Lambda Top 10 Tips

A really quick post on some top tips when building Lambda applications to ensure they are well architected.

  1. Save money by changing the CloudWatch logs retention period.

    By default this is infinite. Set the log group to something more sensible to automatically delete older logs. As a best practice create the log group in your infrastructure as code with a defined retention period.

    CloudWatch Logs retention

  2. Understand the default service quotas (limits) before going into production.

    Key limits to be aware of are:

    • 1,000 concurrency per region per account (soft limit - increase via support ticket)
    • 500-3000 burst concurrency, depending on region (hard limit)
    • 15 minute function timeout limit (hard limit)
    • 50 MB zipped, 250 MB unzipped deployment package size (hard limit)
    • 10,240 MB max memory (hard limit)

    Full list of Lambda service quotas

  3. Use the Lambda PowerTools for useful libraries.

    This suite of utilities for Lambda functions enables you to easily adopt best practices for tracing, structured logging, custom metrics and parameter caching with a simple to use set of libraries. Available for Python, TypeScript and Java.

        from aws_lambda_powertools import Logger
    
        logger = Logger(service="payment")
    
        @logger.inject_lambda_context
        def handler(event, context):
            logger.info("Collecting payment")
    
            # You can log entire objects too
            logger.info({
            "operation": "collect_payment",
            "charge_id": event['charge_id']
            })
            ...
    
  4. Don’t store secrets in your code!

    Put your secrets in an encrypted Lambda environment variable, or use AWS Parameter Store SecureString or AWS Secrets Manager to retrieve at runtime. Parameter Store is more cost effective that Secrets Manager (it’s free!), just be careful of the low default 40 TPS limit.
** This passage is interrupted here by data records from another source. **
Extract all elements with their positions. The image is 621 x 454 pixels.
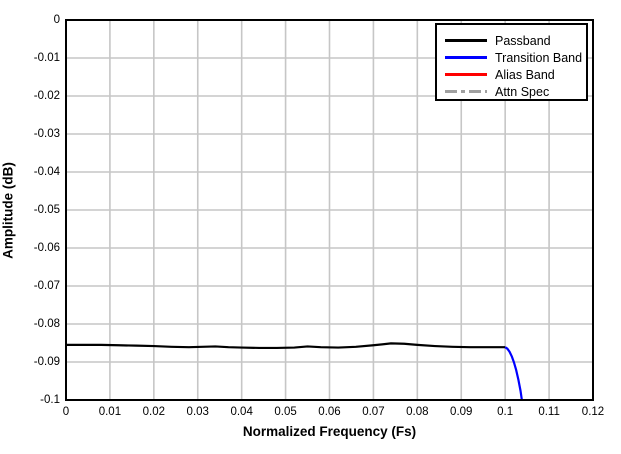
alias-band-line-swatch	[445, 73, 487, 76]
x-tick-label: 0.05	[274, 406, 297, 418]
x-tick-label: 0.02	[142, 406, 166, 418]
legend-item-attn-spec: Attn Spec	[437, 83, 586, 100]
y-tick-label: -0.05	[33, 204, 60, 216]
x-tick-label: 0.07	[362, 406, 385, 418]
x-tick-label: 0.12	[581, 406, 605, 418]
y-axis-title: Amplitude (dB)	[0, 162, 16, 259]
x-tick-label: 0.01	[98, 406, 122, 418]
legend-item-passband: Passband	[437, 32, 586, 49]
transition-band-line-swatch	[445, 56, 487, 59]
legend-label-passband: Passband	[495, 33, 551, 48]
legend-label-transition-band: Transition Band	[495, 50, 583, 65]
y-tick-label: 0	[53, 14, 60, 26]
x-tick-label: 0.09	[450, 406, 473, 418]
legend: Passband Transition Band Alias Band Attn…	[435, 23, 588, 101]
y-tick-label: -0.08	[33, 318, 60, 330]
x-tick-label: 0.11	[538, 406, 560, 418]
y-tick-label: -0.1	[40, 394, 60, 406]
attn-spec-dashdot-line-swatch	[445, 90, 487, 93]
legend-label-attn-spec: Attn Spec	[495, 84, 550, 99]
x-tick-label: 0.04	[230, 406, 253, 418]
passband-line-swatch	[445, 39, 487, 42]
x-axis-title: Normalized Frequency (Fs)	[242, 424, 417, 439]
legend-item-transition-band: Transition Band	[437, 49, 586, 66]
x-tick-label: 0	[62, 406, 70, 418]
legend-label-alias-band: Alias Band	[495, 67, 555, 82]
legend-item-alias-band: Alias Band	[437, 66, 586, 83]
x-tick-label: 0.06	[318, 406, 341, 418]
y-tick-label: -0.03	[33, 128, 60, 140]
x-tick-label: 0.03	[186, 406, 209, 418]
y-tick-label: -0.07	[33, 280, 60, 292]
y-tick-label: -0.01	[33, 52, 60, 64]
x-tick-label: 0.08	[406, 406, 429, 418]
y-tick-label: -0.09	[33, 356, 60, 368]
y-tick-label: -0.06	[33, 242, 60, 254]
x-tick-label: 0.1	[497, 406, 514, 418]
y-tick-label: -0.04	[33, 166, 60, 178]
y-tick-label: -0.02	[33, 90, 60, 102]
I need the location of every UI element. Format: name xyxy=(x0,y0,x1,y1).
  5. Use Step Functions for orchestration, don’t call another Lambda function from Lambda!

    If you call a Lambda function from another Lambda function synchronously you will be paying for idle wait time. Use Step Functions instead to help monitor and manage the orchestration, and only pay for state transitions.
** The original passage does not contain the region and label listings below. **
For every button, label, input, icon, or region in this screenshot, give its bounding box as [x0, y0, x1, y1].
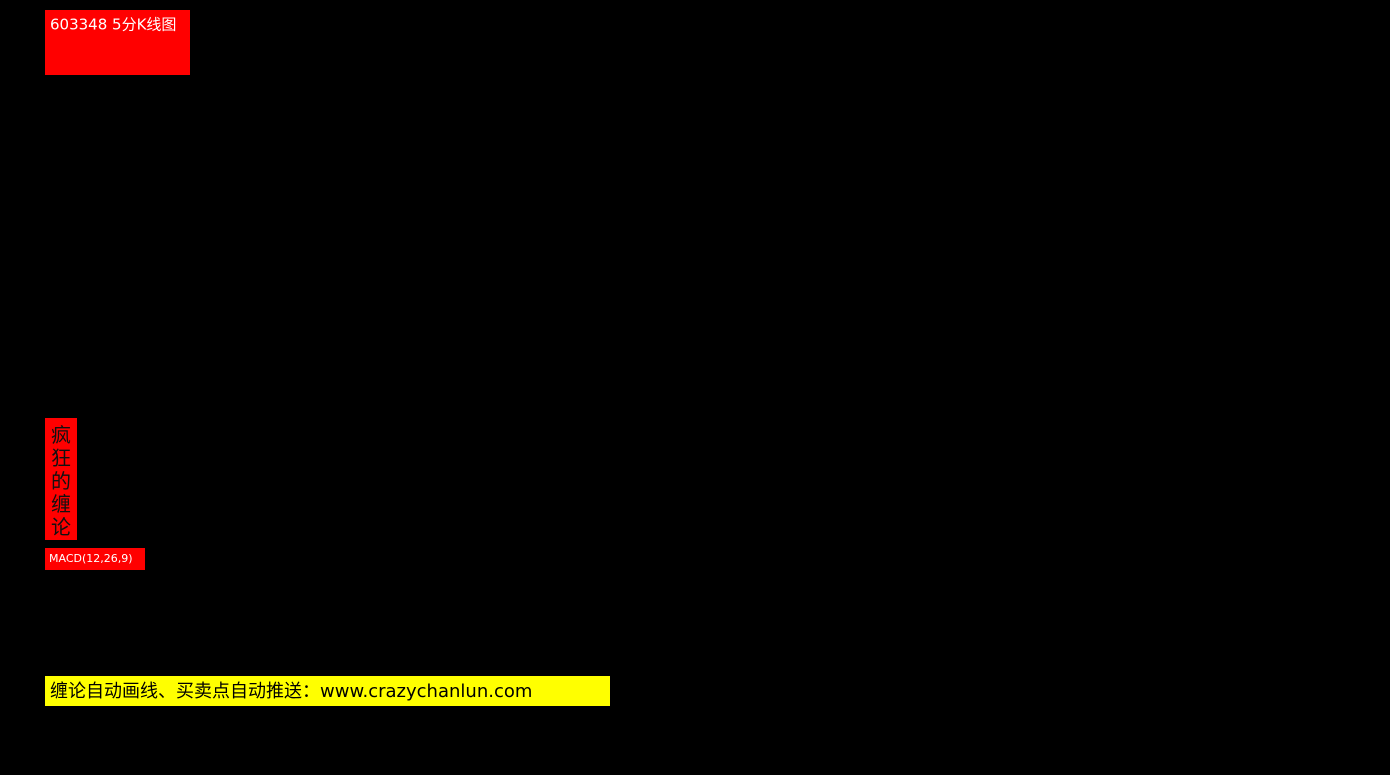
- banner-box: [45, 676, 610, 706]
- banner: 缠论自动画线、买卖点自动推送：www.crazychanlun.com: [50, 681, 532, 702]
- side-label: 疯狂的缠论: [51, 423, 71, 539]
- indicator-title: MACD(12,26,9): [49, 552, 133, 565]
- indicator-box: [45, 548, 145, 570]
- title-box: [45, 10, 190, 75]
- chart-title: 603348 5分K线图: [50, 16, 176, 34]
- side-label-box: [45, 418, 77, 540]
  6. Only attach a Lambda function to a VPC if necessary.

    Somewhere at some point people misunderstood Lambda VPC attachments and believed them to add additional security to a functions configuration. Only configure a VPC attachment if your Lambda function needs to access something in the VPC e.g. and RDS database. Otherwise don’t bother.
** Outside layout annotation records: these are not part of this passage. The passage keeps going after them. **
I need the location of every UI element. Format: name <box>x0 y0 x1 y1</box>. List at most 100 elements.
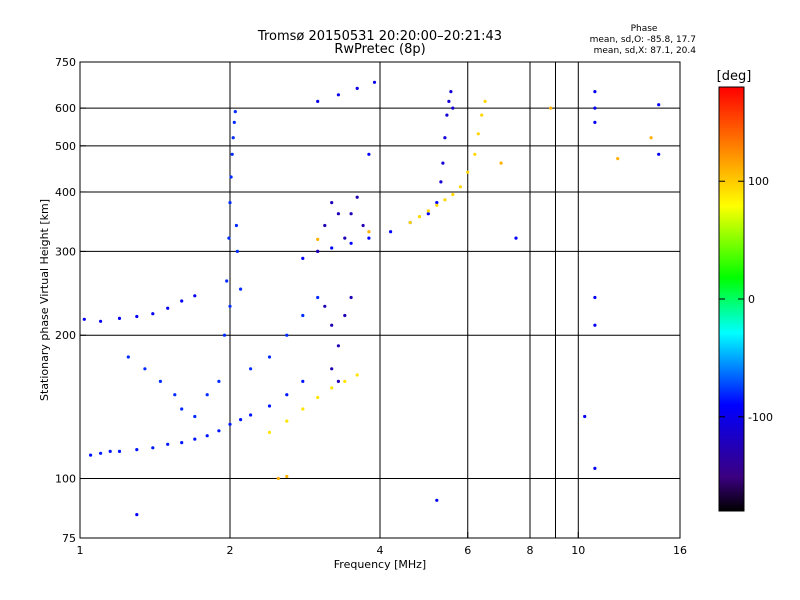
data-point <box>343 313 347 318</box>
data-point <box>143 367 147 371</box>
data-point <box>336 93 340 97</box>
data-point <box>330 386 334 390</box>
data-point <box>593 90 597 94</box>
data-point <box>301 313 305 318</box>
data-point <box>225 279 229 283</box>
data-point <box>173 393 177 397</box>
data-point <box>316 249 320 253</box>
data-point <box>151 312 155 316</box>
data-point <box>217 429 221 433</box>
x-tick-label: 8 <box>527 544 534 557</box>
data-point <box>301 407 305 411</box>
data-point <box>323 304 327 308</box>
data-point <box>166 442 170 446</box>
x-tick-label: 4 <box>377 544 384 557</box>
chart-title: Tromsø 20150531 20:20:00–20:21:43 <box>257 29 502 44</box>
data-point <box>228 422 232 426</box>
data-point <box>285 419 289 423</box>
data-point <box>355 195 359 199</box>
data-point <box>549 106 553 110</box>
data-point <box>323 223 327 228</box>
data-point <box>151 446 155 450</box>
data-point <box>89 453 93 457</box>
data-point <box>367 152 371 156</box>
data-point <box>231 136 235 140</box>
data-point <box>593 106 597 110</box>
y-tick-label: 500 <box>55 140 76 153</box>
data-point <box>99 451 103 455</box>
data-point <box>234 223 238 228</box>
data-point <box>180 407 184 411</box>
data-point <box>649 136 653 140</box>
data-point <box>336 212 340 216</box>
data-point <box>193 437 197 441</box>
y-axis-label: Stationary phase Virtual Height [km] <box>38 199 51 401</box>
data-point <box>449 90 453 94</box>
y-tick-label: 100 <box>55 473 76 486</box>
data-point <box>473 152 477 156</box>
data-point <box>447 99 451 103</box>
data-point <box>233 110 237 114</box>
data-point <box>480 113 484 117</box>
data-point <box>135 448 139 452</box>
grid-lines <box>80 62 680 538</box>
data-point <box>205 434 209 438</box>
y-tick-label: 75 <box>62 532 76 545</box>
data-point <box>458 185 462 189</box>
data-point <box>435 498 439 502</box>
data-point <box>616 157 620 161</box>
data-point <box>336 379 340 383</box>
data-point <box>135 314 139 319</box>
data-point <box>229 175 233 179</box>
colorbar-tick-label: -100 <box>748 411 773 424</box>
data-point <box>466 170 470 174</box>
data-point <box>330 367 334 371</box>
data-point <box>285 333 289 337</box>
x-axis-label: Frequency [MHz] <box>334 558 426 571</box>
colorbar-ticks: 100 0 -100 <box>719 175 773 424</box>
y-tick-label: 300 <box>55 245 76 258</box>
data-point <box>439 180 443 184</box>
y-tick-label: 200 <box>55 329 76 342</box>
data-point <box>108 449 112 453</box>
data-point <box>367 230 371 234</box>
data-point <box>426 209 430 213</box>
data-point <box>239 287 243 291</box>
data-point <box>445 113 449 117</box>
data-point <box>476 132 480 136</box>
data-point <box>249 413 253 417</box>
stats-line-x: mean, sd,X: 87.1, 20.4 <box>594 46 697 56</box>
data-point <box>180 441 184 445</box>
data-point <box>443 198 447 202</box>
data-point <box>483 99 487 103</box>
data-point <box>285 474 289 479</box>
data-point <box>249 367 253 371</box>
colorbar-tick-label: 0 <box>748 293 755 306</box>
data-point <box>330 246 334 250</box>
data-points <box>82 80 661 517</box>
data-point <box>435 203 439 207</box>
data-point <box>355 373 359 377</box>
data-point <box>316 237 320 241</box>
data-point <box>205 393 209 397</box>
stats-line-o: mean, sd,O: -85.8, 17.7 <box>590 35 696 45</box>
data-point <box>583 414 587 419</box>
data-point <box>361 223 365 228</box>
data-point <box>343 379 347 383</box>
x-tick-label: 1 <box>77 544 84 557</box>
data-point <box>158 379 162 383</box>
data-point <box>316 395 320 400</box>
data-point <box>408 220 412 225</box>
data-point <box>232 120 236 124</box>
data-point <box>451 192 455 197</box>
data-point <box>193 294 197 298</box>
chart-subtitle: RwPretec (8p) <box>334 42 425 57</box>
data-point <box>514 236 518 240</box>
y-tick-label: 600 <box>55 102 76 115</box>
y-tick-label: 750 <box>55 56 76 69</box>
data-point <box>593 466 597 470</box>
data-point <box>285 393 289 397</box>
data-point <box>389 230 393 234</box>
x-tick-label: 10 <box>571 544 585 557</box>
data-point <box>316 295 320 300</box>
  7. Reuse the execution environment correctly.

    This is covered in more detail in another post but make sure you understand how Lambda reuses execution environments on subsequent requests. This can help reduce your function execution time and save on your bill. Essentially you can cache into memory and into /tmp.

  8. Tune your function’s memory.

    Use the AWS Lambda Power tuning tool to choose the best memory configuration for your function. Sometimes increases the memory can save money as the performance boost will reduce the overall execution time. This tool will help you choose the optimal value!

    Lambda Power Tuning

  9. Minimize the deployment package size to only what is necessary.

    Keeping your deployment zip file (or container image!) as small as possible will help reduce cold start times (as the execution environment will need to download and unzip this each time). A smaller deployment package usually means less code and dependencies meaning a faster function and one that’s easier for someone else to understand!

  10. Keep it simple!

    Lambda functions are designed to be small and lightweight. Break up larger functions into smaller ones and keep things simple. This makes them easier to understand and support and faster to run!